Phillips 66 has started up two new NGL fractionators at its Sweeny Hub in Old Ocean, Tex., quadrupling the site’s processing capacity to 400,000 b/d.

Now in operation, the two 150,000-b/d fractionators reached mechanical completion this summer and came online in September-October, on time and despite challenges posed by weather events and the ongoing coronavirus (COVID-19) pandemic, said Phillips 66 and S&B Engineers and Constructors Ltd., which delivered engineering, procurement, and construction on the units based on its own proprietary fractionation plant design.

Part of the $1.4-billion Sweeny Hub Phase 2 expansion and completed about $100 million under budget, the fractionators—two of the world’s largest—form part of the new fractionation complex at Phillips 66’s 256,000-b/d Sweeny refinery, the heart of the Sweeny Hub, which also includes the operator’s Freeport LPG export terminal and nearby Clemens Caverns storage facility, the latter of which recently increased capacity to 16.5 million bbl to support the new fractionators, according to Phillips 66.

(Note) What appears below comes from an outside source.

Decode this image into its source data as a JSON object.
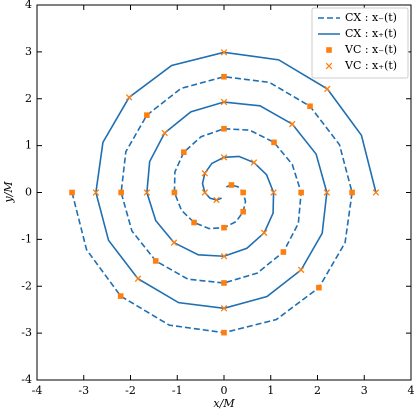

Alongside establishing Sweeny as the third-largest NGL fractionation hub in the US, the new fractionators boost integration between Phillips 66 and joint ventures DCP Midstream LLC and Chevron Phillips Chemical Co. LLC (CPChem), with the DCP-Phillips 66 Partners’ Sand Hills pipeline to be among the pipelines delivering raw-NGL feed, also known as Y-grade, for processing. CPChem, which operates steam crackers at Sweeny and Baytown, Tex., will be among customers taking ethane from Sweeny for conversion into chemicals and plastics.

Additionally, Phillips 66 said it will market the propane, butanes, and pentanes-plus domestically and abroad, the latter through the Freeport terminal. Phillips 66 Partners also built a pipeline to transport pentanes-plus to the Pasadena terminal near Houston and is constructing another to transport ethane from Clemens Caverns to petrochemical plants in South Texas.

Underpinned by long-term customer commitments, the two new fractionators follow startup of the first 100,000-b/d Sweeny fractionator in late 2015.